Maria Wright and her family had been devoted members of the congregation at St John the Evangelist Church in Ilford for more than four decades, and she began cleaning the church hall seven days a week from 2004.
However, when vicar the Reverend Calvert Prentis joined the parish in 2015 he decided it was not “appropriate” for his church to employ a cleaner.
Mrs Wright appealed to the Bishop of Barking, Peter Hill, who oversees the parish, but he refused to consider her complaint, the tribunal was told.
She was eventually told to leave last March, after being accused by the vicar of claiming money for hours she had not worked.
Judge Moor ruled the vicar had been “too hasty” in accusing Mrs Wright of fraud, and while this was not the reason for her job being terminated, she was treated unfairly “on a human level”.
The judge said: “Fraud is a very serious allegation and should only be made, in my view, after careful consideration, which did not happen here. I have accepted her evidence that she worked on all days.”
Despite finding in her favour, the tribunal ruled that Mrs Wright cannot be awarded compensation because she was not formally a church employee. The tribunal heard of “ructions” within the community over Mrs Wright’s status, as the new vicar sought to exert his authority. Bishop Hill refused to intervene, saying he was not the vicar’s “line manager” and it was “not legally possible to hear her complaint”.
The judge found that “no reasonable efforts” had been made to deal with Mrs Wright’s grievance, and there was no “potentially fair reason” for terminating her job. “She had provided work to the church for a long time and deserved to be listened to, whether she was an employee or not,” he said.
He concluded: “Regardless of her legal status, it seems to me that, on a human level, Mrs Wright deserved to be heard and it does the parochial council and the diocese no credit that it did not do so.”
Today Mrs Wright told of her hurt but vowed to return to the congregation. “I know I’ve never defrauded the church.
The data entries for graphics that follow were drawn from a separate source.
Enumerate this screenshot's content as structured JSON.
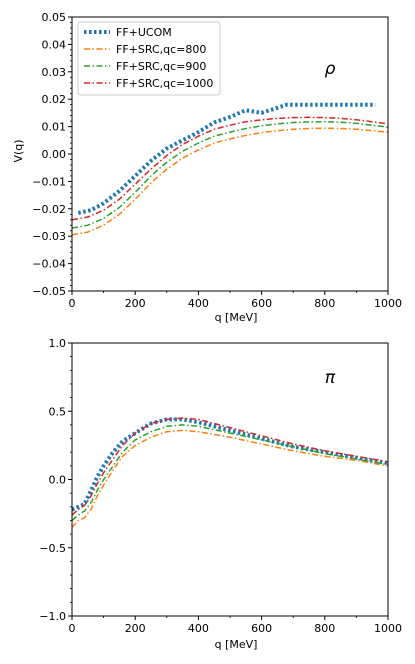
{
  "chart_data": [
    {
      "type": "line",
      "annotation": "ρ",
      "xlabel": "q [MeV]",
      "ylabel": "V(q)",
      "xlim": [
        0,
        1000
      ],
      "ylim": [
        -0.05,
        0.05
      ],
      "xticks": [
        "0",
        "200",
        "400",
        "600",
        "800",
        "1000"
      ],
      "yticks": [
        "−0.05",
        "−0.04",
        "−0.03",
        "−0.02",
        "−0.01",
        "0.00",
        "0.01",
        "0.02",
        "0.03",
        "0.04",
        "0.05"
      ],
      "legend_position": "top-left",
      "series": [
        {
          "name": "FF+UCOM",
          "color": "#1f77b4",
          "style": "dotted",
          "x": [
            20,
            60,
            100,
            150,
            200,
            250,
            300,
            350,
            400,
            450,
            500,
            550,
            600,
            640,
            680,
            720,
            760,
            800,
            850,
            900,
            960
          ],
          "y": [
            -0.0215,
            -0.0205,
            -0.018,
            -0.0135,
            -0.008,
            -0.0025,
            0.002,
            0.005,
            0.008,
            0.0115,
            0.0135,
            0.016,
            0.015,
            0.0165,
            0.018,
            0.018,
            0.018,
            0.018,
            0.018,
            0.018,
            0.018
          ]
        },
        {
          "name": "FF+SRC,qc=800",
          "color": "#ff7f0e",
          "style": "dashdot",
          "x": [
            0,
            50,
            100,
            150,
            200,
            250,
            300,
            350,
            400,
            450,
            500,
            550,
            600,
            650,
            700,
            750,
            800,
            850,
            900,
            950,
            1000
          ],
          "y": [
            -0.0295,
            -0.0285,
            -0.026,
            -0.022,
            -0.0165,
            -0.0105,
            -0.0055,
            -0.0015,
            0.0015,
            0.004,
            0.0055,
            0.0068,
            0.0078,
            0.0085,
            0.009,
            0.0093,
            0.0094,
            0.0093,
            0.009,
            0.0085,
            0.008
          ]
        },
        {
          "name": "FF+SRC,qc=900",
          "color": "#2ca02c",
          "style": "dashdot",
          "x": [
            0,
            50,
            100,
            150,
            200,
            250,
            300,
            350,
            400,
            450,
            500,
            550,
            600,
            650,
            700,
            750,
            800,
            850,
            900,
            950,
            1000
          ],
          "y": [
            -0.027,
            -0.026,
            -0.0235,
            -0.0195,
            -0.014,
            -0.008,
            -0.003,
            0.001,
            0.004,
            0.0065,
            0.008,
            0.0093,
            0.0103,
            0.011,
            0.0115,
            0.0117,
            0.0118,
            0.0116,
            0.0112,
            0.0105,
            0.0098
          ]
        },
        {
          "name": "FF+SRC,qc=1000",
          "color": "#d62728",
          "style": "dashdot",
          "x": [
            0,
            50,
            100,
            150,
            200,
            250,
            300,
            350,
            400,
            450,
            500,
            550,
            600,
            650,
            700,
            750,
            800,
            850,
            900,
            950,
            1000
          ],
          "y": [
            -0.024,
            -0.023,
            -0.0205,
            -0.0165,
            -0.011,
            -0.0055,
            -0.0005,
            0.0035,
            0.0065,
            0.009,
            0.0105,
            0.0118,
            0.0125,
            0.013,
            0.0133,
            0.0134,
            0.0133,
            0.013,
            0.0125,
            0.0118,
            0.011
          ]
        }
      ]
    },
    {
      "type": "line",
      "annotation": "π",
      "xlabel": "q [MeV]",
      "ylabel": "",
      "xlim": [
        0,
        1000
      ],
      "ylim": [
        -1.0,
        1.0
      ],
      "xticks": [
        "0",
        "200",
        "400",
        "600",
        "800",
        "1000"
      ],
      "yticks": [
        "−1.0",
        "−0.5",
        "0.0",
        "0.5",
        "1.0"
      ],
      "series": [
        {
          "name": "FF+UCOM",
          "color": "#1f77b4",
          "style": "dotted",
          "x": [
            0,
            40,
            60,
            80,
            100,
            130,
            160,
            200,
            250,
            300,
            350,
            400,
            500,
            600,
            700,
            800,
            900,
            1000
          ],
          "y": [
            -0.22,
            -0.18,
            -0.08,
            0.02,
            0.1,
            0.2,
            0.28,
            0.34,
            0.41,
            0.44,
            0.44,
            0.42,
            0.36,
            0.3,
            0.24,
            0.2,
            0.16,
            0.12
          ]
        },
        {
          "name": "FF+SRC,qc=800",
          "color": "#ff7f0e",
          "style": "dashdot",
          "x": [
            0,
            20,
            40,
            60,
            80,
            100,
            130,
            160,
            200,
            250,
            300,
            350,
            400,
            500,
            600,
            700,
            800,
            900,
            1000
          ],
          "y": [
            -0.35,
            -0.3,
            -0.28,
            -0.22,
            -0.12,
            -0.04,
            0.07,
            0.17,
            0.25,
            0.31,
            0.35,
            0.36,
            0.35,
            0.31,
            0.26,
            0.21,
            0.17,
            0.14,
            0.1
          ]
        },
        {
          "name": "FF+SRC,qc=900",
          "color": "#2ca02c",
          "style": "dashdot",
          "x": [
            0,
            20,
            40,
            60,
            80,
            100,
            130,
            160,
            200,
            250,
            300,
            350,
            400,
            500,
            600,
            700,
            800,
            900,
            1000
          ],
          "y": [
            -0.3,
            -0.26,
            -0.23,
            -0.17,
            -0.08,
            0.0,
            0.1,
            0.2,
            0.29,
            0.35,
            0.39,
            0.4,
            0.39,
            0.34,
            0.29,
            0.24,
            0.19,
            0.15,
            0.11
          ]
        },
        {
          "name": "FF+SRC,qc=1000",
          "color": "#d62728",
          "style": "dashdot",
          "x": [
            0,
            20,
            40,
            60,
            80,
            100,
            130,
            160,
            200,
            250,
            300,
            350,
            400,
            500,
            600,
            700,
            800,
            900,
            1000
          ],
          "y": [
            -0.26,
            -0.22,
            -0.19,
            -0.12,
            -0.03,
            0.05,
            0.15,
            0.25,
            0.34,
            0.41,
            0.44,
            0.45,
            0.44,
            0.38,
            0.32,
            0.26,
            0.21,
            0.17,
            0.13
          ]
        }
      ]
    }
  ]
}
I felt really upset that a church I’ve supported all these years has turned like it has.”
“At the beginning I just wanted an apology in front of the congregation … but he wouldn’t say sorry.” A Chelmsford Diocese spokesman said: “The Bishop of Barking was in touch with Mrs Wright in the early months of this difficult situation. He remains willing to continue listening.”
Mr Prentis has since been appointed to a new role in Birmingham and is due to start before Easter.